The same evening the letter was sent, and was duly sorted in Casterbridge post–office that night, to be returned to Weatherbury again in the morning.

So very idly and unreflectingly was this deed done. Of love as a spectacle Bathsheba had a fair knowledge; but of love subjectively she knew nothing.

CHAPTER XIV

EFFECT OF THE LETTER—SUNRISE

At dusk, on the evening of St. Valentine's Day, Boldwood sat down to supper as usual, by a beaming fire of aged logs. Upon the mantel–shelf before him was a time–piece, surmounted by a spread eagle, and upon the eagle's wings was the letter Bathsheba had sent. Here the bachelor's gaze was continually fastening itself, till the large red seal became as a blot of blood on the retina of his eye; and as he ate and drank he still read in fancy the words thereon, although they were too remote for his sight—

"MARRY ME."

The pert injunction was like those crystal substances which, colourless themselves, assume the tone of objects about them. Here, in the quiet of Boldwood's parlour, where everything that was not grave was extraneous, and where the atmosphere was that of a Puritan Sunday lasting all the week, the letter and its dictum changed their tenor from the thoughtlessness of their origin to a deep solemnity, imbibed from their accessories now.

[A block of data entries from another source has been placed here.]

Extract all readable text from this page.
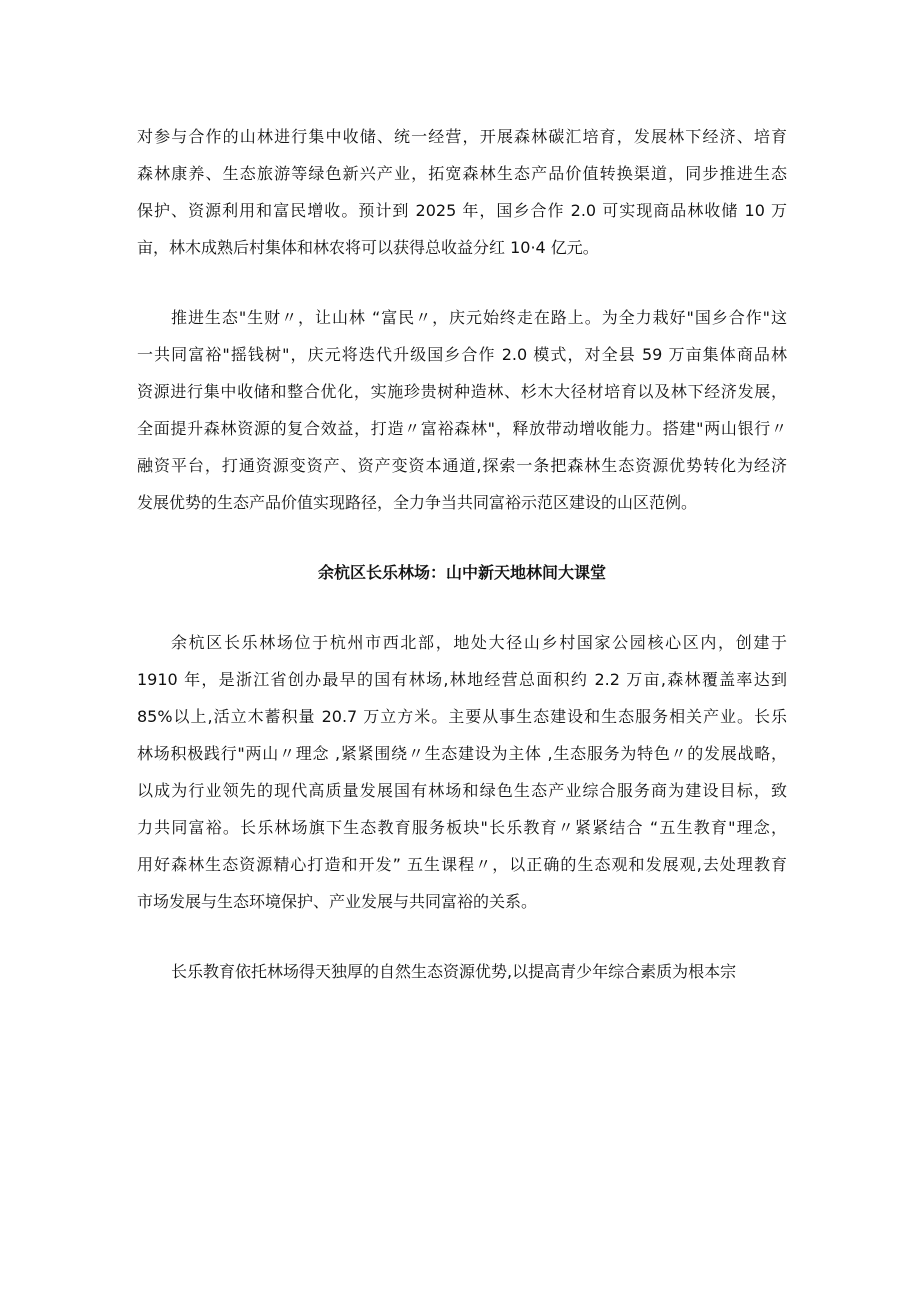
对参与合作的山林进行集中收储、统一经营，开展森林碳汇培育，发展林下经济、培育
森林康养、生态旅游等绿色新兴产业，拓宽森林生态产品价值转换渠道，同步推进生态
保护、资源利用和富民增收。预计到 2025 年，国乡合作 2.0 可实现商品林收储 10 万
亩，林木成熟后村集体和林农将可以获得总收益分红 10·4 亿元。

推进生态"生财〃，让山林 “富民〃，庆元始终走在路上。为全力栽好"国乡合作"这
一共同富裕"摇钱树"，庆元将迭代升级国乡合作 2.0 模式，对全县 59 万亩集体商品林
资源进行集中收储和整合优化，实施珍贵树种造林、杉木大径材培育以及林下经济发展，
全面提升森林资源的复合效益，打造〃富裕森林"，释放带动增收能力。搭建"两山银行〃
融资平台，打通资源变资产、资产变资本通道,探索一条把森林生态资源优势转化为经济
发展优势的生态产品价值实现路径，全力争当共同富裕示范区建设的山区范例。

余杭区长乐林场：山中新天地林间大课堂

余杭区长乐林场位于杭州市西北部，地处大径山乡村国家公园核心区内，创建于
1910 年，是浙江省创办最早的国有林场,林地经营总面积约 2.2 万亩,森林覆盖率达到
85%以上,活立木蓄积量 20.7 万立方米。主要从事生态建设和生态服务相关产业。长乐
林场积极践行"两山〃理念 ,紧紧围绕〃生态建设为主体 ,生态服务为特色〃的发展战略，
以成为行业领先的现代高质量发展国有林场和绿色生态产业综合服务商为建设目标，致
力共同富裕。长乐林场旗下生态教育服务板块"长乐教育〃紧紧结合 “五生教育"理念，
用好森林生态资源精心打造和开发” 五生课程〃，以正确的生态观和发展观,去处理教育
市场发展与生态环境保护、产业发展与共同富裕的关系。

长乐教育依托林场得天独厚的自然生态资源优势,以提高青少年综合素质为根本宗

Since the receipt of the missive in the morning, Boldwood had felt the symmetry of his existence to be slowly getting distorted in the direction of an ideal passion. The disturbance was as the first floating weed to Columbus—the contemptibly little suggesting possibilities of the infinitely great.

The letter must have had an origin and a motive. That the latter was of the smallest magnitude compatible with its existence at all, Boldwood, of course, did not know. And such an explanation did not strike him as a possibility even. It is foreign to a mystified condition of mind to realize of the mystifier that the processes of approving a course suggested by circumstance, and of striking out a course from inner impulse, would look the same in the result. The vast difference between starting a train of events, and directing into a particular groove a series already started, is rarely apparent to the person confounded by the issue.

When Boldwood went to bed he placed the valentine in the corner of the looking–glass. He was conscious of its presence, even when his back was turned upon it. It was the first time in Boldwood's life that such an event had occurred.